Blue Jays host White Sox, try again for .500 (Jun 16, 2017)
TORONTO -- Toronto Blue Jays right-hander Joe Biagini will be going for his second victory of the season Friday night against the Chicago White Sox.
If he can do it, there will be a more important team result. It would put the Blue Jays at .500 for the first time this season.
The .500 plateau has been elusive for the Blue Jays after they started the season 2-11. This will be the Blue Jays' seventh attempt to reach the break-even point this season.
The Blue Jays (32-33), after gaining a split in a two-game series against the Tampa Bay Rays with a 7-6 victory on Wednesday, had Thursday off as the White Sox (29-36) defeated the Baltimore Orioles 5-2 to take the four-game series with three wins.
Rookie Matt Davidson homered for the fourth straight game Thursday for the White Sox and leads the team with 14 home runs on the season. Alex Rios in 2013 is the last White Sox player to homer in four straight games.

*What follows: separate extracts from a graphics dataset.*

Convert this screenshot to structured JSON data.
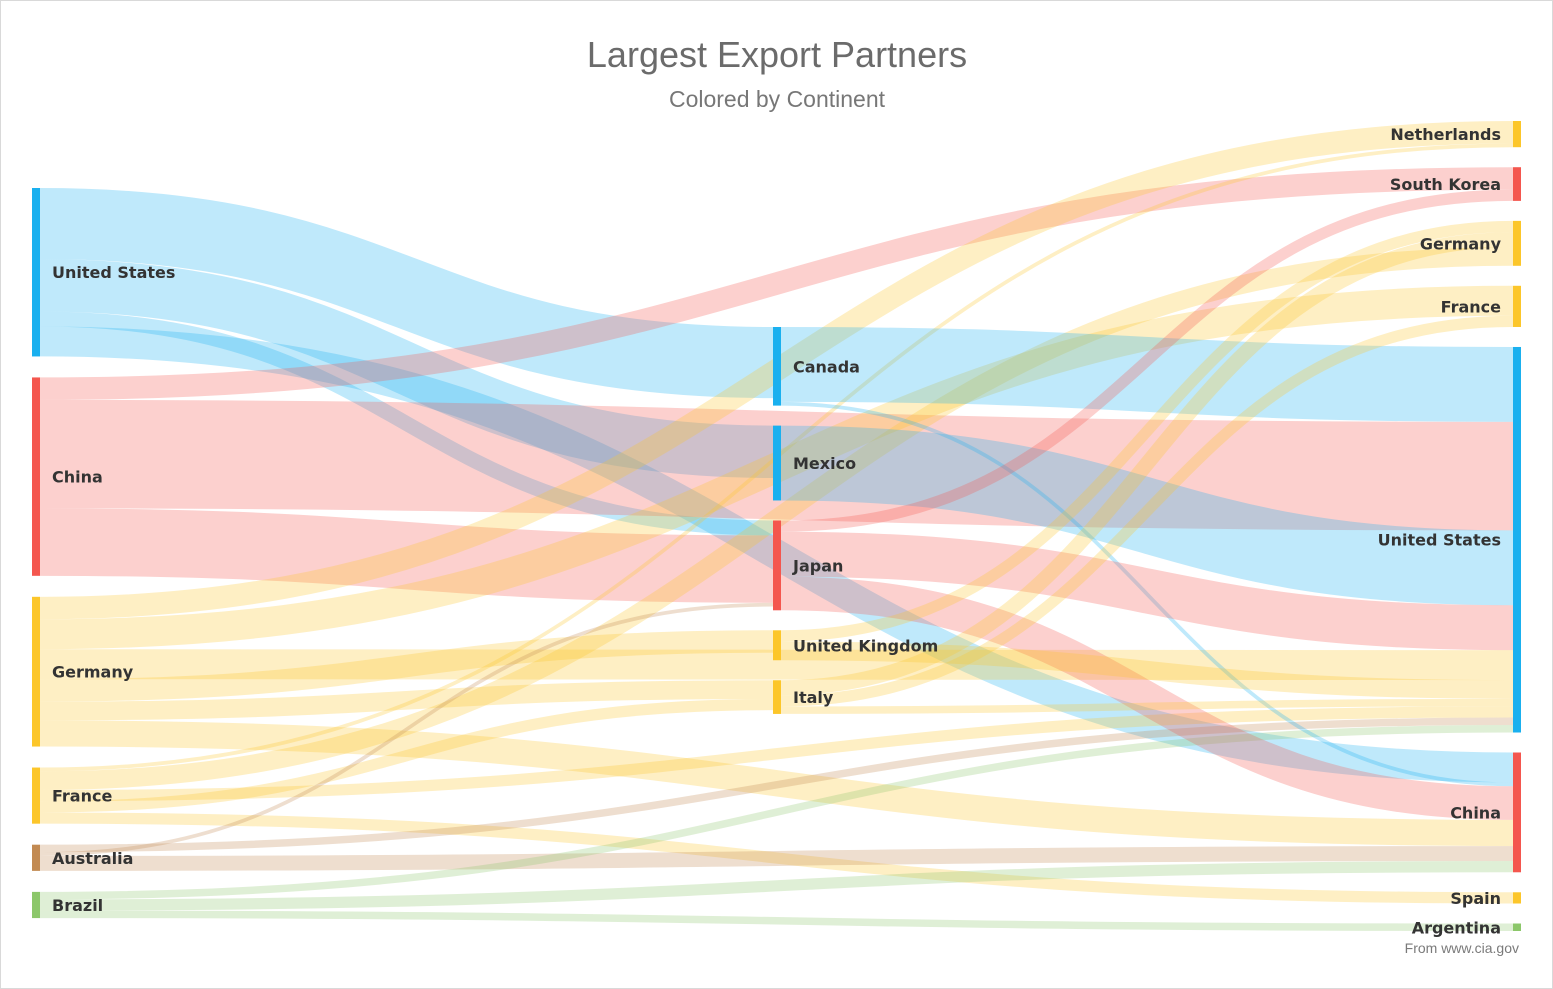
{
  "chart_data": {
    "type": "sankey",
    "title": "Largest Export Partners",
    "subtitle": "Colored by Continent",
    "credit": "From www.cia.gov",
    "colors": {
      "north_america": "#1ab0ef",
      "asia": "#f4564e",
      "europe": "#fcc62a",
      "oceania": "#c28a52",
      "south_america": "#8cc76a"
    },
    "nodes": [
      {
        "id": "src-united-states",
        "label": "United States",
        "column": 0,
        "color": "#1ab0ef"
      },
      {
        "id": "src-china",
        "label": "China",
        "column": 0,
        "color": "#f4564e"
      },
      {
        "id": "src-germany",
        "label": "Germany",
        "column": 0,
        "color": "#fcc62a"
      },
      {
        "id": "src-france",
        "label": "France",
        "column": 0,
        "color": "#fcc62a"
      },
      {
        "id": "src-australia",
        "label": "Australia",
        "column": 0,
        "color": "#c28a52"
      },
      {
        "id": "src-brazil",
        "label": "Brazil",
        "column": 0,
        "color": "#8cc76a"
      },
      {
        "id": "mid-canada",
        "label": "Canada",
        "column": 1,
        "color": "#1ab0ef"
      },
      {
        "id": "mid-mexico",
        "label": "Mexico",
        "column": 1,
        "color": "#1ab0ef"
      },
      {
        "id": "mid-japan",
        "label": "Japan",
        "column": 1,
        "color": "#f4564e"
      },
      {
        "id": "mid-united-kingdom",
        "label": "United Kingdom",
        "column": 1,
        "color": "#fcc62a"
      },
      {
        "id": "mid-italy",
        "label": "Italy",
        "column": 1,
        "color": "#fcc62a"
      },
      {
        "id": "dst-netherlands",
        "label": "Netherlands",
        "column": 2,
        "color": "#fcc62a"
      },
      {
        "id": "dst-south-korea",
        "label": "South Korea",
        "column": 2,
        "color": "#f4564e"
      },
      {
        "id": "dst-germany",
        "label": "Germany",
        "column": 2,
        "color": "#fcc62a"
      },
      {
        "id": "dst-france",
        "label": "France",
        "column": 2,
        "color": "#fcc62a"
      },
      {
        "id": "dst-united-states",
        "label": "United States",
        "column": 2,
        "color": "#1ab0ef"
      },
      {
        "id": "dst-china",
        "label": "China",
        "column": 2,
        "color": "#f4564e"
      },
      {
        "id": "dst-spain",
        "label": "Spain",
        "column": 2,
        "color": "#fcc62a"
      },
      {
        "id": "dst-argentina",
        "label": "Argentina",
        "column": 2,
        "color": "#8cc76a"
      }
    ],
    "links": [
      {
        "source": "src-united-states",
        "target": "mid-canada",
        "value": 19
      },
      {
        "source": "src-united-states",
        "target": "mid-mexico",
        "value": 14
      },
      {
        "source": "src-united-states",
        "target": "dst-china",
        "value": 8
      },
      {
        "source": "src-united-states",
        "target": "mid-japan",
        "value": 4
      },
      {
        "source": "src-china",
        "target": "dst-south-korea",
        "value": 6
      },
      {
        "source": "src-china",
        "target": "dst-united-states",
        "value": 29
      },
      {
        "source": "src-china",
        "target": "mid-japan",
        "value": 18
      },
      {
        "source": "src-germany",
        "target": "dst-netherlands",
        "value": 6
      },
      {
        "source": "src-germany",
        "target": "dst-france",
        "value": 8
      },
      {
        "source": "src-germany",
        "target": "dst-united-states",
        "value": 8
      },
      {
        "source": "src-germany",
        "target": "mid-united-kingdom",
        "value": 6
      },
      {
        "source": "src-germany",
        "target": "mid-italy",
        "value": 5
      },
      {
        "source": "src-germany",
        "target": "dst-china",
        "value": 7
      },
      {
        "source": "src-france",
        "target": "dst-germany",
        "value": 5
      },
      {
        "source": "src-france",
        "target": "mid-italy",
        "value": 3
      },
      {
        "source": "src-france",
        "target": "dst-united-states",
        "value": 3
      },
      {
        "source": "src-france",
        "target": "dst-spain",
        "value": 3
      },
      {
        "source": "src-france",
        "target": "dst-netherlands",
        "value": 1
      },
      {
        "source": "src-australia",
        "target": "dst-united-states",
        "value": 2
      },
      {
        "source": "src-australia",
        "target": "dst-china",
        "value": 4
      },
      {
        "source": "src-australia",
        "target": "mid-japan",
        "value": 1
      },
      {
        "source": "src-brazil",
        "target": "dst-united-states",
        "value": 2
      },
      {
        "source": "src-brazil",
        "target": "dst-china",
        "value": 3
      },
      {
        "source": "src-brazil",
        "target": "dst-argentina",
        "value": 2
      },
      {
        "source": "mid-canada",
        "target": "dst-united-states",
        "value": 20
      },
      {
        "source": "mid-canada",
        "target": "dst-china",
        "value": 1
      },
      {
        "source": "mid-mexico",
        "target": "dst-united-states",
        "value": 20
      },
      {
        "source": "mid-japan",
        "target": "dst-south-korea",
        "value": 3
      },
      {
        "source": "mid-japan",
        "target": "dst-united-states",
        "value": 12
      },
      {
        "source": "mid-japan",
        "target": "dst-china",
        "value": 9
      },
      {
        "source": "mid-united-kingdom",
        "target": "dst-germany",
        "value": 3
      },
      {
        "source": "mid-united-kingdom",
        "target": "dst-united-states",
        "value": 5
      },
      {
        "source": "mid-italy",
        "target": "dst-germany",
        "value": 4
      },
      {
        "source": "mid-italy",
        "target": "dst-france",
        "value": 3
      },
      {
        "source": "mid-italy",
        "target": "dst-united-states",
        "value": 2
      }
    ]
  }
}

The club record for homers in consecutive games is five, which has been accomplished by six players seven times. A.J. Pierzynski was the last to do it in 2012. Frank Thomas accomplished the feat twice. Paul Konerko, Ron Kittle, Carlos Lee and Greg Luzinski also have hit homers in five straight games for the White Sox.

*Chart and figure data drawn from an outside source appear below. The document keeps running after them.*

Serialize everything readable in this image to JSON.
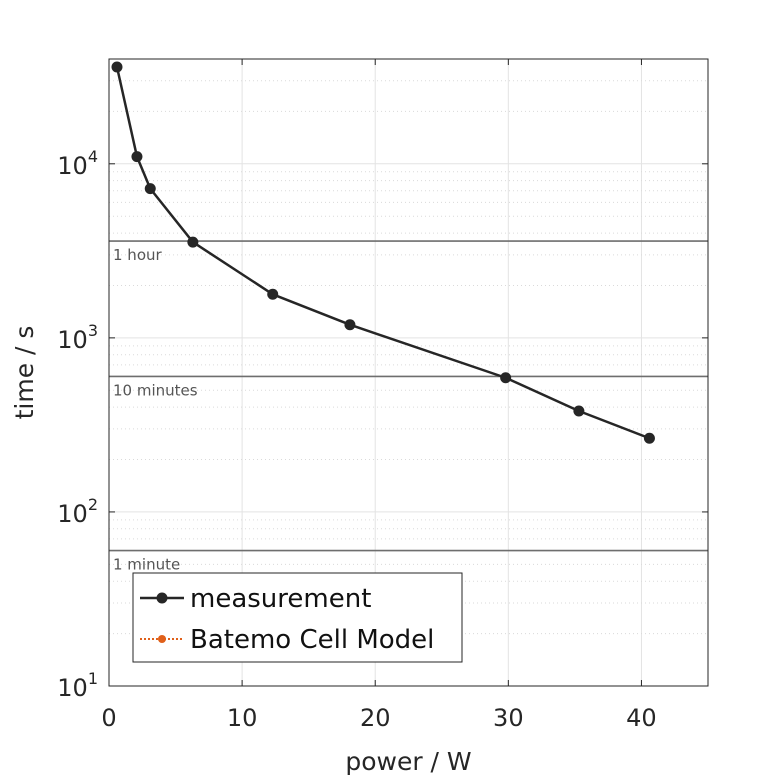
{
  "chart_data": {
    "type": "line",
    "title": "",
    "xlabel": "power / W",
    "ylabel": "time / s",
    "xlim": [
      0,
      45
    ],
    "ylim": [
      10,
      40000
    ],
    "yscale": "log",
    "grid": true,
    "xticks": [
      0,
      10,
      20,
      30,
      40
    ],
    "xtick_labels": [
      "0",
      "10",
      "20",
      "30",
      "40"
    ],
    "yticks": [
      10,
      100,
      1000,
      10000
    ],
    "ytick_labels": [
      {
        "base": "10",
        "exp": "1"
      },
      {
        "base": "10",
        "exp": "2"
      },
      {
        "base": "10",
        "exp": "3"
      },
      {
        "base": "10",
        "exp": "4"
      }
    ],
    "series": [
      {
        "name": "measurement",
        "color": "#262626",
        "style": "solid-with-circle-markers",
        "x": [
          0.6,
          2.1,
          3.1,
          6.3,
          12.3,
          18.1,
          29.8,
          35.3,
          40.6
        ],
        "y": [
          36000,
          11000,
          7200,
          3550,
          1780,
          1190,
          590,
          380,
          265
        ]
      },
      {
        "name": "Batemo Cell Model",
        "color": "#e0601a",
        "style": "dotted-with-dot-markers",
        "x": [],
        "y": []
      }
    ],
    "reference_lines": [
      {
        "y": 3600,
        "label": "1 hour",
        "color": "#6e6e6e"
      },
      {
        "y": 600,
        "label": "10 minutes",
        "color": "#6e6e6e"
      },
      {
        "y": 60,
        "label": "1 minute",
        "color": "#6e6e6e"
      }
    ],
    "legend": {
      "placement": "bottom-left"
    }
  }
}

"I'm just trying to ignore everything outside and take every pitch for what it's worth and be relaxed up there," Davidson said. "Control my tension, try to have good at-bats and put good swings on the ball. I came off a bad two weeks and now four good games in a row. I know there are ups and downs but it is pretty fun doing that."
"He's been able to drive the ball out of the ballpark," White Sox manager Rick Renteria said. "He's been able to get to pitches he can handle."

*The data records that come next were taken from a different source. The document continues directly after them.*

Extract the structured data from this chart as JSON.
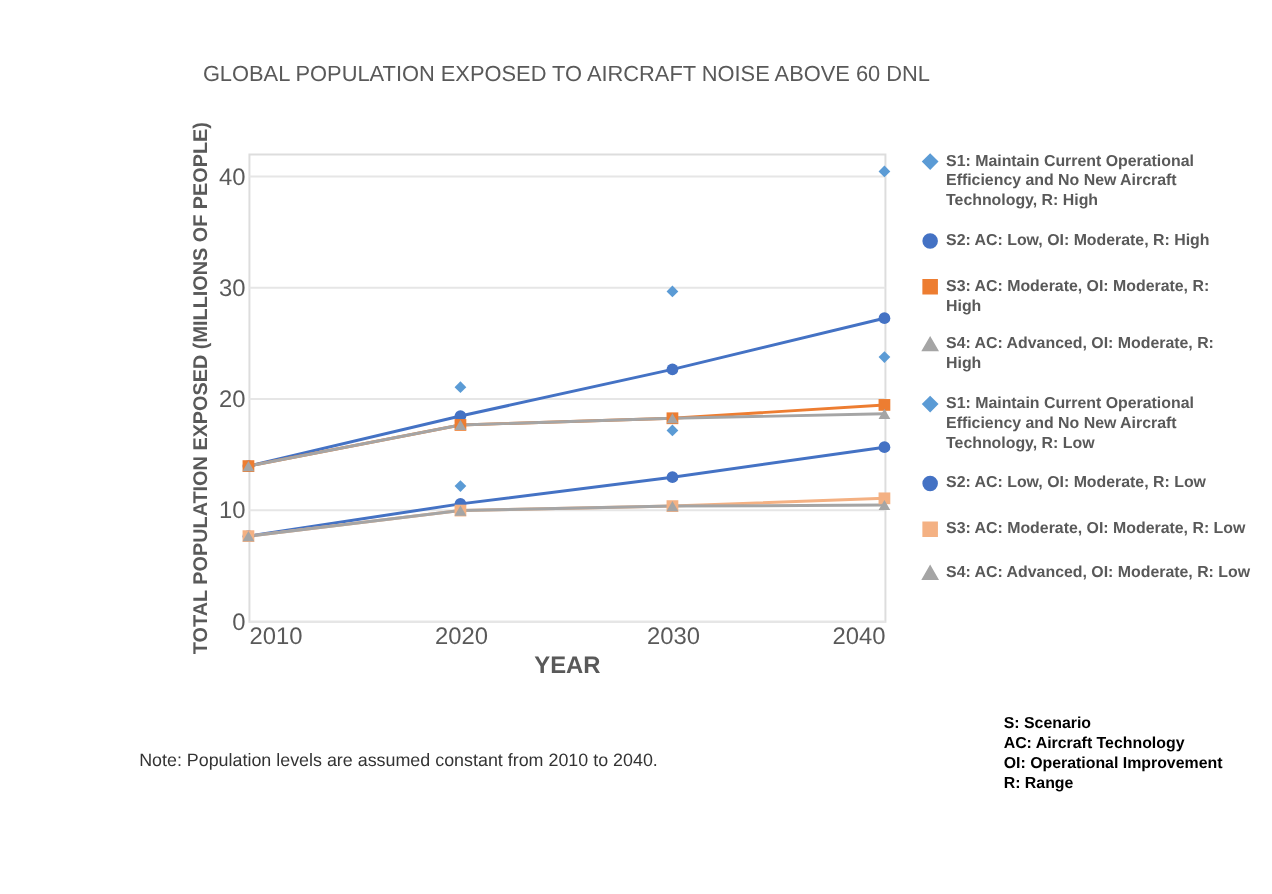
{
  "chart_data": {
    "type": "line",
    "title": "GLOBAL POPULATION EXPOSED TO AIRCRAFT NOISE ABOVE 60 DNL",
    "xlabel": "YEAR",
    "ylabel": "TOTAL POPULATION EXPOSED (MILLIONS OF PEOPLE)",
    "x": [
      2010,
      2020,
      2030,
      2040
    ],
    "xlim": [
      2010,
      2040
    ],
    "xticks": [
      2010,
      2020,
      2030,
      2040
    ],
    "ylim": [
      0,
      42
    ],
    "yticks": [
      0,
      10,
      20,
      30,
      40
    ],
    "grid": "y",
    "legend": "right",
    "series": [
      {
        "name": "S1: Maintain Current Operational Efficiency and No New Aircraft Technology, R: High",
        "type": "scatter",
        "marker": "diamond",
        "color": "#5b9bd5",
        "values": [
          null,
          21.0,
          29.6,
          40.4
        ]
      },
      {
        "name": "S2: AC: Low, OI: Moderate, R: High",
        "marker": "circle",
        "color": "#4472c4",
        "values": [
          13.9,
          18.4,
          22.6,
          27.2
        ]
      },
      {
        "name": "S3: AC: Moderate, OI: Moderate, R: High",
        "marker": "square",
        "color": "#ed7d31",
        "values": [
          13.9,
          17.6,
          18.2,
          19.4
        ]
      },
      {
        "name": "S4: AC: Advanced, OI: Moderate, R: High",
        "marker": "triangle",
        "color": "#a5a5a5",
        "values": [
          13.9,
          17.6,
          18.2,
          18.6
        ]
      },
      {
        "name": "S1: Maintain Current Operational Efficiency and No New Aircraft Technology, R: Low",
        "type": "scatter",
        "marker": "diamond",
        "color": "#5b9bd5",
        "values": [
          null,
          12.1,
          17.1,
          23.7
        ]
      },
      {
        "name": "S2: AC: Low, OI: Moderate, R: Low",
        "marker": "circle",
        "color": "#4472c4",
        "values": [
          7.6,
          10.5,
          12.9,
          15.6
        ]
      },
      {
        "name": "S3: AC: Moderate, OI: Moderate, R: Low",
        "marker": "square",
        "color": "#f4b183",
        "values": [
          7.6,
          9.9,
          10.3,
          11.0
        ]
      },
      {
        "name": "S4: AC: Advanced, OI: Moderate, R: Low",
        "marker": "triangle",
        "color": "#a5a5a5",
        "values": [
          7.6,
          9.9,
          10.3,
          10.4
        ]
      }
    ],
    "annotations": [
      "Note: Population levels are assumed constant from 2010 to 2040.",
      "S: Scenario",
      "AC: Aircraft Technology",
      "OI: Operational Improvement",
      "R: Range"
    ]
  }
}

The White Sox will start left-hander Jose Quintana (2-8, 5.30 ERA) on Friday against Biagini (1-5, 3.38) in the opener of the three-game series at the Rogers Centre.
Quintana is 0-4 with a 6.51 ERA over his past seven starts and has not won since May 2 at Kansas City, when he pitched eight scoreless innings. His 2.65 run support is the lowest in the major leagues.
He is 5-2 with a 1.67 ERA in eight career starts against the Blue Jays. He earned the win in his only start last season on April 27 at the Rogers Centre when he pitched six scoreless innings. He is 4-0 with a 0.68 ERA in four career starts at Toronto.
Biagini will be looking for his first win since May 12, his second start of the season and of his major league career. He is 1-4 with a 3.38 ERA in seven starts since moving from the bullpen May 7.
He has gone seven innings in each of his past starts and the Blue Jays face a decision of whether to keep him in the rotation or return him to the bullpen when Aaron Sanchez returns from a finger injury.
"It's a good problem to have and we'll worry about it when the time comes," Blue Jays pitching coach Pete Walker told the Toronto Sun. "When Aaron comes back, we'll make that decision. But Joe's throwing the ball great. Certainly, in some ways he's exceeding our expectations in the rotation and getting deep into ball games. He's got the weapons to pitch in that rotation and have success.
"We got a small sample size during spring training, but any time you transition someone into the rotation during the season and someone who hasn't started at the major league level, that's not easy. He really has done an outstanding job. Getting deep into games and attacking hitters early in counts ... I think he's settling in."
"It's nice to get the opportunity to play and to contribute and keep it close," Biagini said. "It's fascinating how much you can learn from each game you've played. It doesn't hurt your confidence to get into a little bit of a groove."